Givaudan eyes restructuring as key to profitable growth

Fragrance and flavours giant Givaudan says that restructuring as well as a continued focus on key trends and new markets will be the driving force behind future growth.

“Following the successful integration of Quest, we are entering the next era of profitable growth for the business,” said CEO Gilles Andrier.

Givaudan bought Quest back in 2007, a move that further consolidated its position as one of the major players in the global fragrance and flavours industry.

Since the acquisition the company has concentrated on integrating the operations into the business, but now that has been successfully completed, the company can turn its attention to further growing the business.

Eyeing above market average annual growth

“The overall objective is to grow organically between 4.5 per cent and 5.5 per cent per annum, based on assumed market growth of 2 per cent to 3 per cent, and to continue on our path of market share gain over the next five years,” Andrier said.

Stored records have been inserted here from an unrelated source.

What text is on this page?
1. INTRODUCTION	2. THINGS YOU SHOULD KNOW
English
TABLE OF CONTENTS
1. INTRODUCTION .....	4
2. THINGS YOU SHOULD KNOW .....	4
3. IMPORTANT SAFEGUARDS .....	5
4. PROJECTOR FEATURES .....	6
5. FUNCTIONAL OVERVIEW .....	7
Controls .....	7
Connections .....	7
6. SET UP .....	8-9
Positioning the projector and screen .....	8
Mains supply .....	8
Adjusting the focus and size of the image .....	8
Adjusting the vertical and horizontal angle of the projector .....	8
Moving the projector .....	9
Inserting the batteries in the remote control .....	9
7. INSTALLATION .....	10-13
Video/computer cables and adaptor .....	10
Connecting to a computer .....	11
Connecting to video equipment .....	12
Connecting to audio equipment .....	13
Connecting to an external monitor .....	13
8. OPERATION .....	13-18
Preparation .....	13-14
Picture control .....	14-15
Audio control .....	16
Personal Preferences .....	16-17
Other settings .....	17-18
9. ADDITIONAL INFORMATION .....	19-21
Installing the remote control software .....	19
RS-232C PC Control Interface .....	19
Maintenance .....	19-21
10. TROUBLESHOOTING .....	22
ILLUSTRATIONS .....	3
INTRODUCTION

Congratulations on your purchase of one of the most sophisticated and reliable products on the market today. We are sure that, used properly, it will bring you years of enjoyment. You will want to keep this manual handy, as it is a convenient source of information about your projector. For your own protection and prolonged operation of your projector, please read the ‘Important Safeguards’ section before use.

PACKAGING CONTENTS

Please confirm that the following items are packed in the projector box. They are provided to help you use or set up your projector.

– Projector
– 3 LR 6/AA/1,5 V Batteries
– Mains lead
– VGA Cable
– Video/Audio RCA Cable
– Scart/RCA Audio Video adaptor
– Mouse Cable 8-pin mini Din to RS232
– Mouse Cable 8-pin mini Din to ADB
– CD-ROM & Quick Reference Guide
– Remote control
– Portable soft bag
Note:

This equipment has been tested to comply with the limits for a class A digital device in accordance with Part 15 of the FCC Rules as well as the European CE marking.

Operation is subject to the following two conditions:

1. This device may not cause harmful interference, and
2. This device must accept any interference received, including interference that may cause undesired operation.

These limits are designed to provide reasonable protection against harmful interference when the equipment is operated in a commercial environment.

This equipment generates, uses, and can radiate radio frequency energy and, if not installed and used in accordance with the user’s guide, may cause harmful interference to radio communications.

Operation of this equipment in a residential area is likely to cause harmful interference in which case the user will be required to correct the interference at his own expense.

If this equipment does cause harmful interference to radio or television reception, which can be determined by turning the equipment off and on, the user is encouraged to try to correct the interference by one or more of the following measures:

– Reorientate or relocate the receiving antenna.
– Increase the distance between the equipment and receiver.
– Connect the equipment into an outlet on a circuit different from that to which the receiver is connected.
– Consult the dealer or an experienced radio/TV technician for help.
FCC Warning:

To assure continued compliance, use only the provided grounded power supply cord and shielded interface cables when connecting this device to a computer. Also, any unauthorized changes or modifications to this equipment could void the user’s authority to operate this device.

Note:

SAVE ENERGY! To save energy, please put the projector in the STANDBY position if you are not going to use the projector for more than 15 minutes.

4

The growth ambitions will continue to focus on leveraging the company’s position in developing markets. Currently sales from these markets represent approximately 41 per cent of total turnover, but the plan is to extend this to 50 per cent of turnover by 2015.

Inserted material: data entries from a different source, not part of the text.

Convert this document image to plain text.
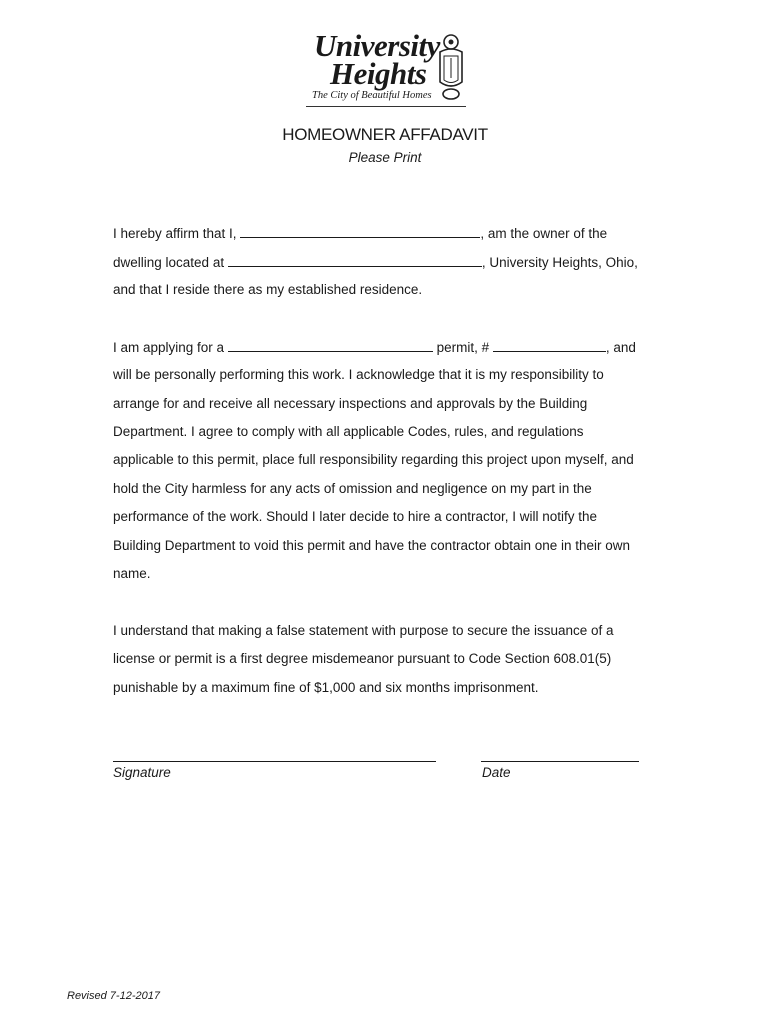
University
Heights
The City of Beautiful Homes
HOMEOWNER AFFADAVIT
Please Print
I hereby affirm that I,	, am the owner of the
dwelling located at	, University Heights, Ohio,
and that I reside there as my established residence.
I am applying for a	permit, #	, and
will be personally performing this work. I acknowledge that it is my responsibility to
arrange for and receive all necessary inspections and approvals by the Building
Department. I agree to comply with all applicable Codes, rules, and regulations
applicable to this permit, place full responsibility regarding this project upon myself, and
hold the City harmless for any acts of omission and negligence on my part in the
performance of the work. Should I later decide to hire a contractor, I will notify the
Building Department to void this permit and have the contractor obtain one in their own
name.
I understand that making a false statement with purpose to secure the issuance of a
license or permit is a first degree misdemeanor pursuant to Code Section 608.01(5)
punishable by a maximum fine of $1,000 and six months imprisonment.
Signature	Date
Revised 7-12-2017
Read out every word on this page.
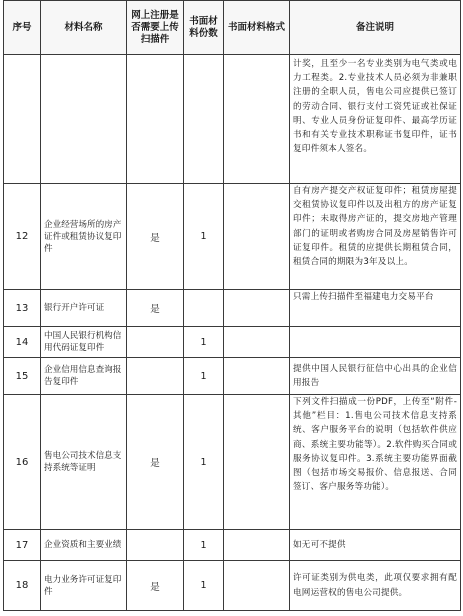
序号	材料名称	网上注册是否需要上传扫描件	书面材料份数	书面材料格式	备注说明
					计奖，且至少一名专业类别为电气类或电力工程类。2.专业技术人员必须为非兼职注册的全职人员，售电公司应提供已签订的劳动合同、银行支付工资凭证或社保证明、专业人员身份证复印件、最高学历证书和有关专业技术职称证书复印件，证书复印件须本人签名。
12	企业经营场所的房产证件或租赁协议复印件	是	1		自有房产提交产权证复印件；租赁房屋提交租赁协议复印件以及出租方的房产证复印件；未取得房产证的，提交房地产管理部门的证明或者购房合同及房屋销售许可证复印件。租赁的应提供长期租赁合同，租赁合同的期限为3年及以上。
13	银行开户许可证	是			只需上传扫描件至福建电力交易平台
14	中国人民银行机构信用代码证复印件		1		
15	企业信用信息查询报告复印件		1		提供中国人民银行征信中心出具的企业信用报告
16	售电公司技术信息支持系统等证明	是	1		下列文件扫描成一份PDF，上传至“附件-其他”栏目：1.售电公司技术信息支持系统、客户服务平台的说明（包括软件供应商、系统主要功能等）。2.软件购买合同或服务协议复印件。3.系统主要功能界面截图（包括市场交易报价、信息报送、合同签订、客户服务等功能）。
17	企业资质和主要业绩		1		如无可不提供
18	电力业务许可证复印件	是	1		许可证类别为供电类，此项仅要求拥有配电网运营权的售电公司提供。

“Likewise, the company will continue to clue in on the naturals trend, which is driving sales of healthier food ingredients, together with sales of natural fragrances, particularly at the luxury end of the market,” said company spokesperson Peter Wullschleger.

Focus on production efficiencies

On top of growing revenues, the company is also focusing on restructuring the business, in particular by focusing on production efficiencies, in an effort to increase profit margins.

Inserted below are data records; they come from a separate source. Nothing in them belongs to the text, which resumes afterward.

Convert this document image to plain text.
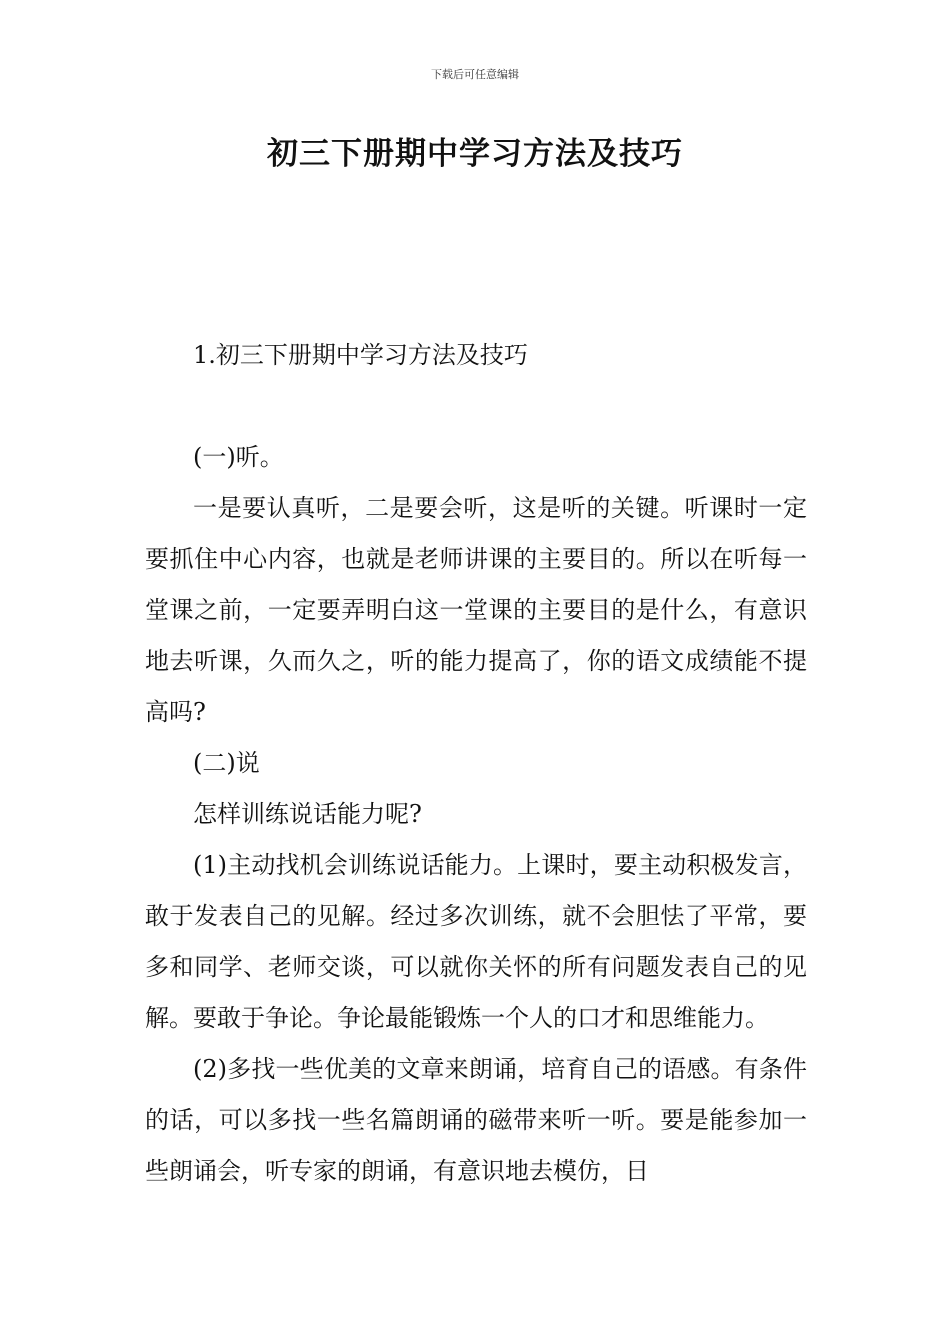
下载后可任意编辑
初三下册期中学习方法及技巧

1.初三下册期中学习方法及技巧

(一)听。

一是要认真听，二是要会听，这是听的关键。听课时一定要抓住中心内容，也就是老师讲课的主要目的。所以在听每一堂课之前，一定要弄明白这一堂课的主要目的是什么，有意识地去听课，久而久之，听的能力提高了，你的语文成绩能不提高吗?

(二)说

怎样训练说话能力呢?

(1)主动找机会训练说话能力。上课时，要主动积极发言，敢于发表自己的见解。经过多次训练，就不会胆怯了平常，要多和同学、老师交谈，可以就你关怀的所有问题发表自己的见解。要敢于争论。争论最能锻炼一个人的口才和思维能力。

(2)多找一些优美的文章来朗诵，培育自己的语感。有条件的话，可以多找一些名篇朗诵的磁带来听一听。要是能参加一些朗诵会，听专家的朗诵，有意识地去模仿，日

This will involve the closure of the company’s flavours production facility in the North-West of England, subject to employee consultation, as well as the realignment of its flavours facility in Switzerland.

According to Wullschleger production from these facilities will then shift to a Greenfield site in Hungary, which the company will be shortly opening following an investment of CHF 170m (€130m).

Restructuring to boost cash flow and profit margin

The restructuring of the production facilities is expected to maintain Givaudan’s industry-leading EBITDA margin, while improving annual free cash flow to between 14 – 16 per cent of annual sales by 2015.

Further efficiencies will come from the introduction of the company’s new SAP system, which will result in the ‘streamlining’ of positions in the back offices.

In 2009 Givaudan reported fragrance sales of CHF 1.8bn, accounting for approximately 25 per cent of the global market, currently estimated to be worth CHF 7.5bn a year. This figure represented approximately 45 per cent of group sales, given that sales of flavours amounted to CHF 2.1bn in the same year.